«…Да будет тебе, батюшка, Потап Семёныч, вестно, что все мы по отправке сего письма живы и здоровы, а бабка Агриппина – матушка твоя – больная трудно: что подымешь, то и положишь, сама ни на волос не ворохнется. Вчерась у неё отнялись руки и ноги, а теперь уже и не говорит. Она благословила тебя, сына своего, твоим Ангелом да Казанской Богородицей. Оставила на помин души и на погребальное обзаведение пять рублёв. Спасибо, хоть в здравом уме исповедовалась. (Приводили и ворожей. Не поскупились. Да ничего не помогло.)
Видать, батюшка, кому жить, тот будет притоманно жить, а кому умереть, тому и ведуньи в растрату.
Эх, батюшка! Горе в лохмотьях, беда нагишом. С бабкой намучились, а тут ещё случился пожар на Медведке в нашей смолокурне. Подчистую выгорело. Такая проруха, что не приведи Господь.
Приезжай, батюшка, приезжай, Бога ради, поскорее. И без тебя в нашем деревенском обчестве найдутся охотники на ямскую повинность. А мы бы с тобой за одну зиму обустроили Медведок и опять со смолы масляно зажили.
Супруга твоя Софья, любезная моя матушка, слезми исходит, кажинный день поминает.

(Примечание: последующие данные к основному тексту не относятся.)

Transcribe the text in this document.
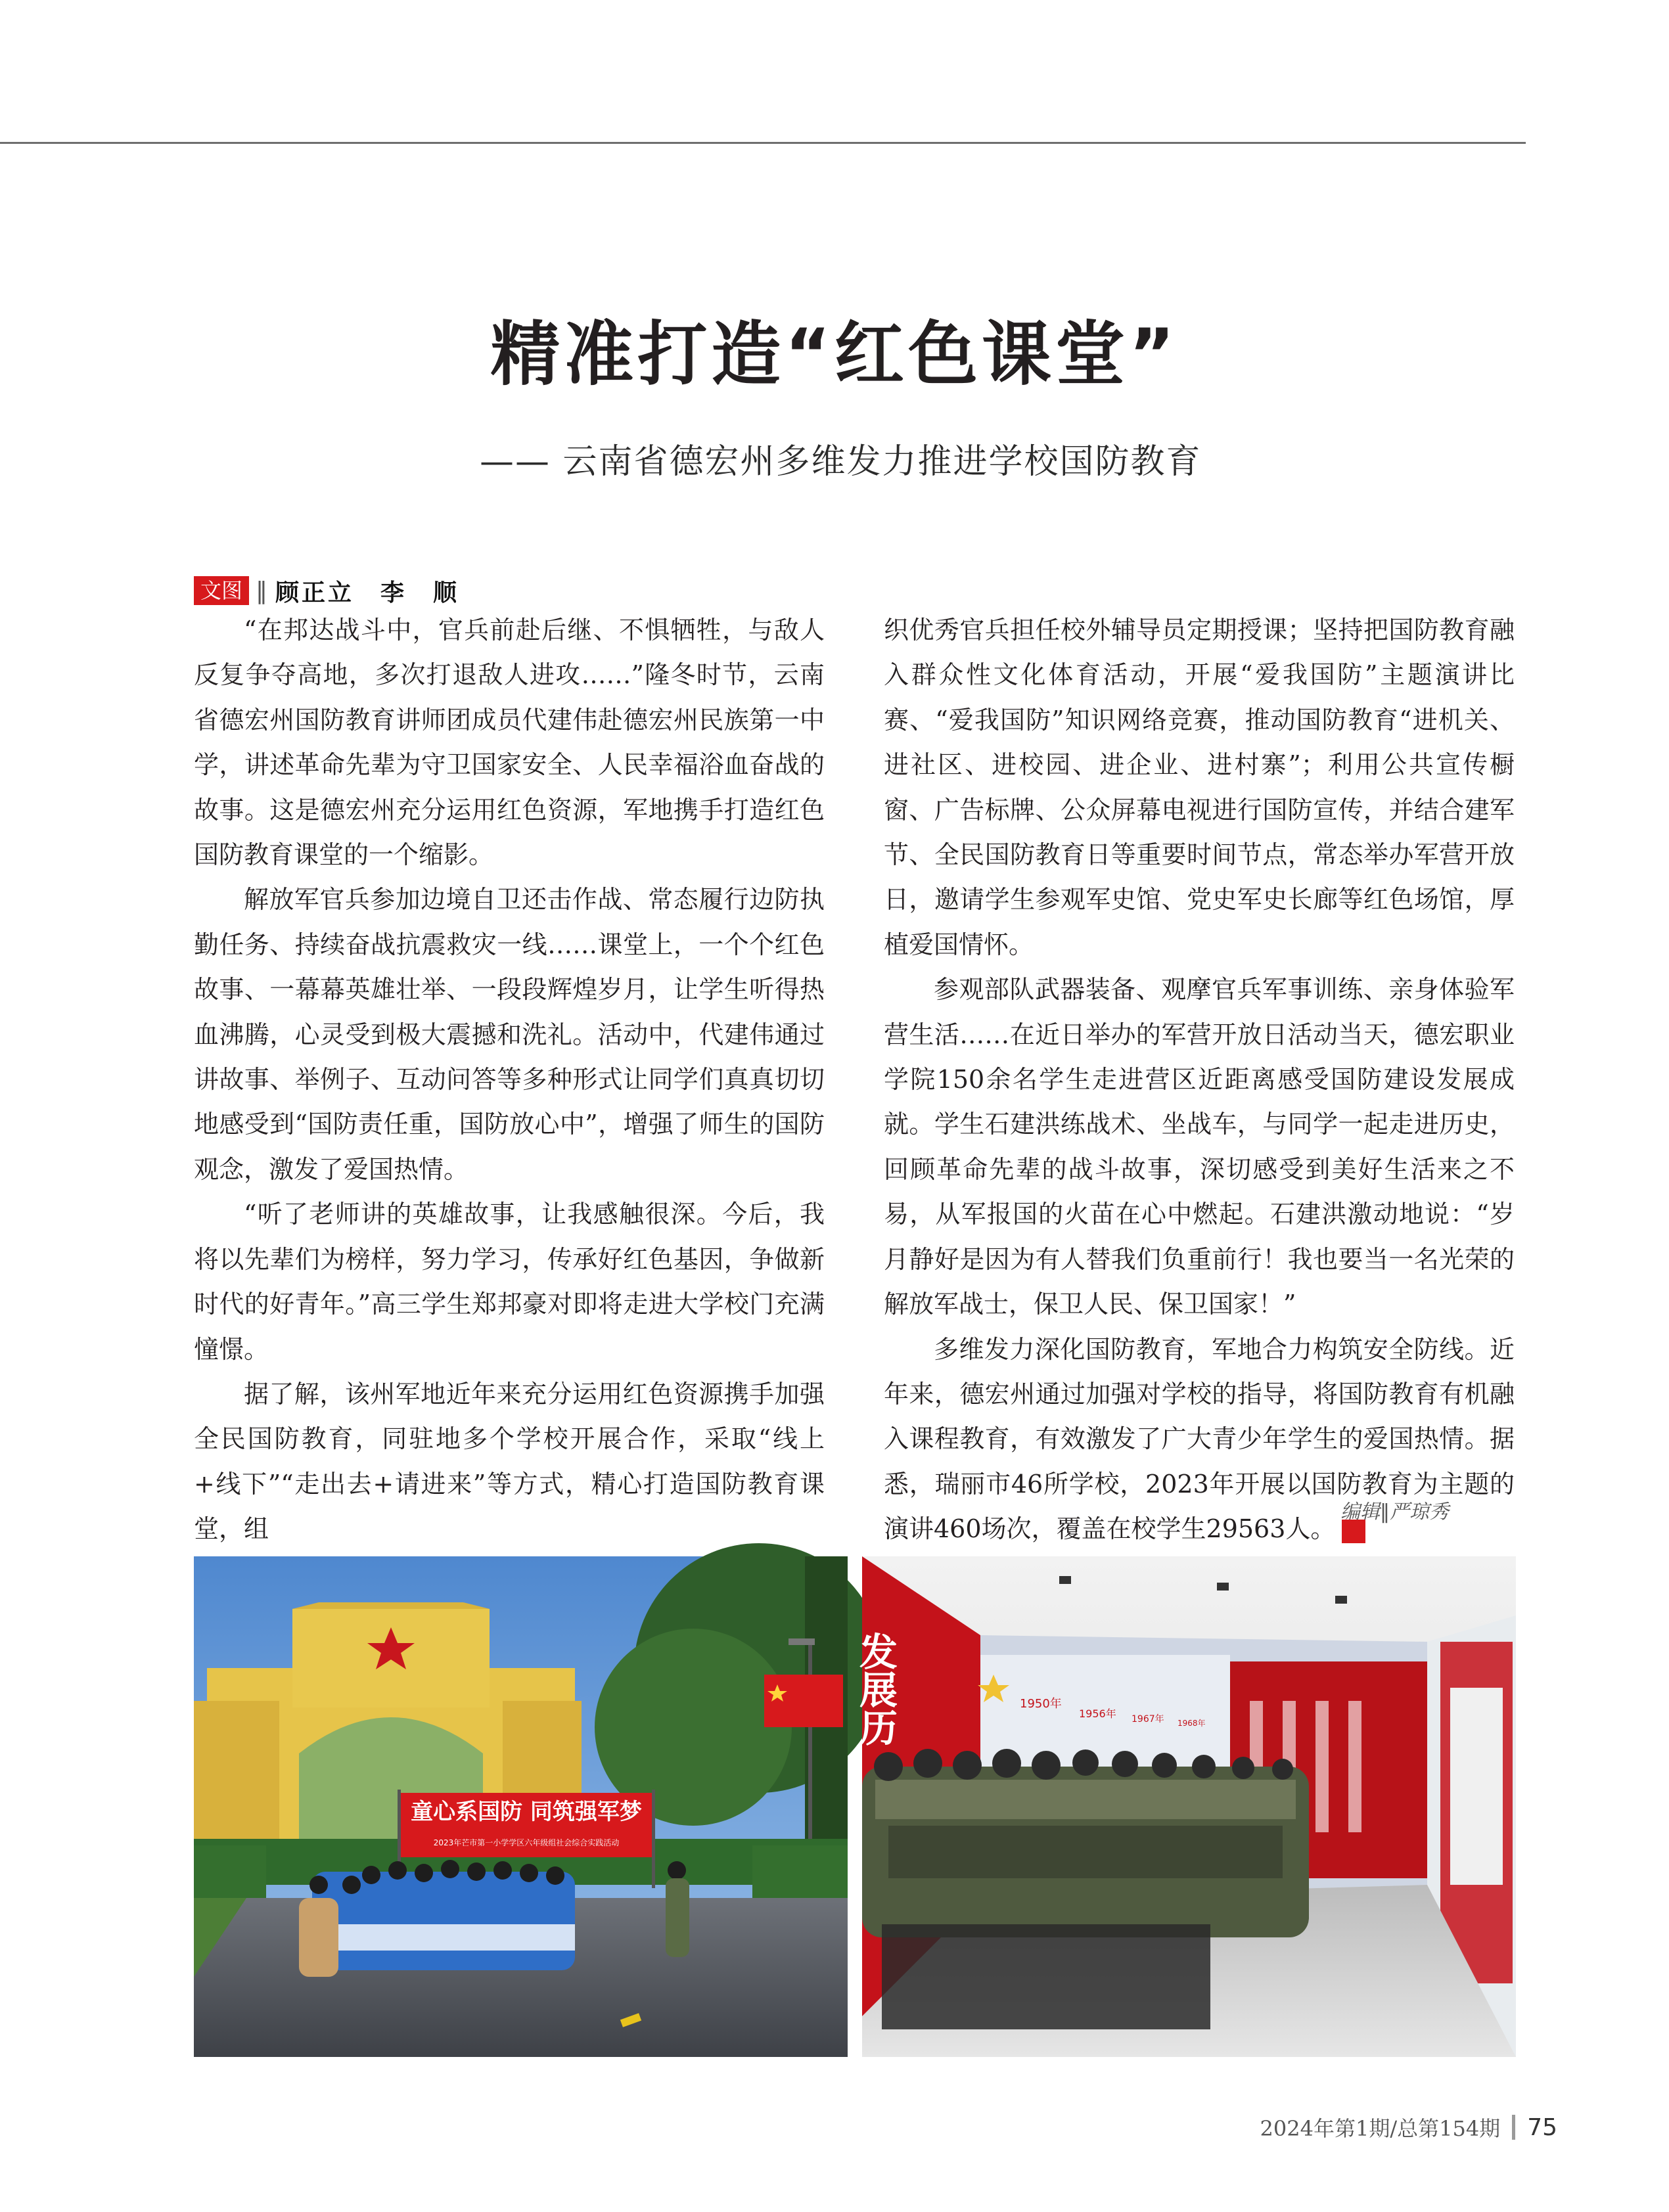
精准打造“红色课堂”
—— 云南省德宏州多维发力推进学校国防教育
文图 ‖ 顾正立　李　顺

“在邦达战斗中，官兵前赴后继、不惧牺牲，与敌人反复争夺高地，多次打退敌人进攻……”隆冬时节，云南省德宏州国防教育讲师团成员代建伟赴德宏州民族第一中学，讲述革命先辈为守卫国家安全、人民幸福浴血奋战的故事。这是德宏州充分运用红色资源，军地携手打造红色国防教育课堂的一个缩影。

解放军官兵参加边境自卫还击作战、常态履行边防执勤任务、持续奋战抗震救灾一线……课堂上，一个个红色故事、一幕幕英雄壮举、一段段辉煌岁月，让学生听得热血沸腾，心灵受到极大震撼和洗礼。活动中，代建伟通过讲故事、举例子、互动问答等多种形式让同学们真真切切地感受到“国防责任重，国防放心中”，增强了师生的国防观念，激发了爱国热情。

“听了老师讲的英雄故事，让我感触很深。今后，我将以先辈们为榜样，努力学习，传承好红色基因，争做新时代的好青年。”高三学生郑邦豪对即将走进大学校门充满憧憬。

据了解，该州军地近年来充分运用红色资源携手加强全民国防教育，同驻地多个学校开展合作，采取“线上+线下”“走出去+请进来”等方式，精心打造国防教育课堂，组

织优秀官兵担任校外辅导员定期授课；坚持把国防教育融入群众性文化体育活动，开展“爱我国防”主题演讲比赛、“爱我国防”知识网络竞赛，推动国防教育“进机关、进社区、进校园、进企业、进村寨”；利用公共宣传橱窗、广告标牌、公众屏幕电视进行国防宣传，并结合建军节、全民国防教育日等重要时间节点，常态举办军营开放日，邀请学生参观军史馆、党史军史长廊等红色场馆，厚植爱国情怀。

参观部队武器装备、观摩官兵军事训练、亲身体验军营生活……在近日举办的军营开放日活动当天，德宏职业学院150余名学生走进营区近距离感受国防建设发展成就。学生石建洪练战术、坐战车，与同学一起走进历史，回顾革命先辈的战斗故事，深切感受到美好生活来之不易，从军报国的火苗在心中燃起。石建洪激动地说：“岁月静好是因为有人替我们负重前行！我也要当一名光荣的解放军战士，保卫人民、保卫国家！”

多维发力深化国防教育，军地合力构筑安全防线。近年来，德宏州通过加强对学校的指导，将国防教育有机融入课程教育，有效激发了广大青少年学生的爱国热情。据悉，瑞丽市46所学校，2023年开展以国防教育为主题的演讲460场次，覆盖在校学生29563人。	G

编辑‖严琼秀
童心系国防 同筑强军梦
2023年芒市第一小学学区六年级组社会综合实践活动
发展历	1950年
1956年 1967年 1968年
2024年第1期/总第154期 75
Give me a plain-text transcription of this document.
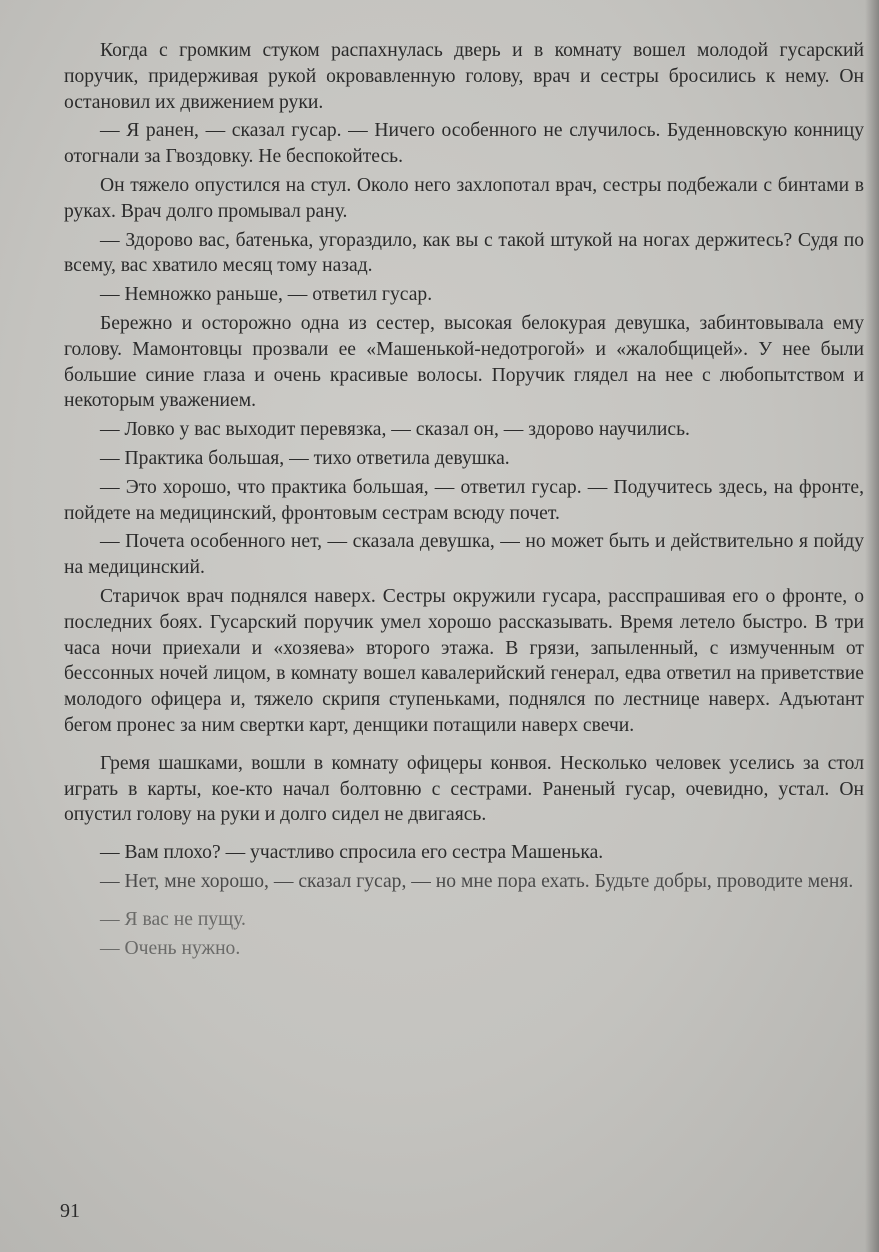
Когда с громким стуком распахнулась дверь и в комнату вошел молодой гусарский поручик, придерживая рукой окровавленную голову, врач и сестры бросились к нему. Он остановил их движением руки.

— Я ранен, — сказал гусар. — Ничего особенного не случилось. Буденновскую конницу отогнали за Гвоздовку. Не беспокойтесь.

Он тяжело опустился на стул. Около него захлопотал врач, сестры подбежали с бинтами в руках. Врач долго промывал рану.

— Здорово вас, батенька, угораздило, как вы с такой штукой на ногах держитесь? Судя по всему, вас хватило месяц тому назад.

— Немножко раньше, — ответил гусар.

Бережно и осторожно одна из сестер, высокая белокурая девушка, забинтовывала ему голову. Мамонтовцы прозвали ее «Машенькой-недотрогой» и «жалобщицей». У нее были большие синие глаза и очень красивые волосы. Поручик глядел на нее с любопытством и некоторым уважением.

— Ловко у вас выходит перевязка, — сказал он, — здорово научились.

— Практика большая, — тихо ответила девушка.

— Это хорошо, что практика большая, — ответил гусар. — Подучитесь здесь, на фронте, пойдете на медицинский, фронтовым сестрам всюду почет.

— Почета особенного нет, — сказала девушка, — но может быть и действительно я пойду на медицинский.

Старичок врач поднялся наверх. Сестры окружили гусара, расспрашивая его о фронте, о последних боях. Гусарский поручик умел хорошо рассказывать. Время летело быстро. В три часа ночи приехали и «хозяева» второго этажа. В грязи, запыленный, с измученным от бессонных ночей лицом, в комнату вошел кавалерийский генерал, едва ответил на приветствие молодого офицера и, тяжело скрипя ступеньками, поднялся по лестнице наверх. Адъютант бегом пронес за ним свертки карт, денщики потащили наверх свечи.

Гремя шашками, вошли в комнату офицеры конвоя. Несколько человек уселись за стол играть в карты, кое-кто начал болтовню с сестрами. Раненый гусар, очевидно, устал. Он опустил голову на руки и долго сидел не двигаясь.

— Вам плохо? — участливо спросила его сестра Машенька.

— Нет, мне хорошо, — сказал гусар, — но мне пора ехать. Будьте добры, проводите меня.

— Я вас не пущу.

— Очень нужно.

91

При сём во ожидании тебя остаюсь в Синцовской вотчине сын твой Спиридон со всем семейством».
…Читчик оторвал от «сорочки» угол, скатал бумагу в шарик и принялся запыживать им ствол самострела…
5
Назавтра к рассвету, на Николу Вешнего, дождь иссяк. Солнце взошло очищенное, надёжное.
С забранными за пояс полами армяка Потап Семёныч поил у колоды вороного Бабая и каурую Лавру.
На дороге зазвенели бубенцы, и во двор въехал цыганский шарабан.
Таких на трактах не перечесть, не диво, если бы за этим шарабаном не рысил в поводу чалый (серый в инее) могучий арден с короткой спиной и толстыми ногами; холка выше крупа, прямые плечи «доски»…
Потап Семёныч черпальный шест забыл перехватывать. Всматривался в гривастое чудище так, словно выцеливал, на мушку брал.
Кипение купеческой страсти почуял в нём старый, вожжатый цыган с серьгой в ноздре.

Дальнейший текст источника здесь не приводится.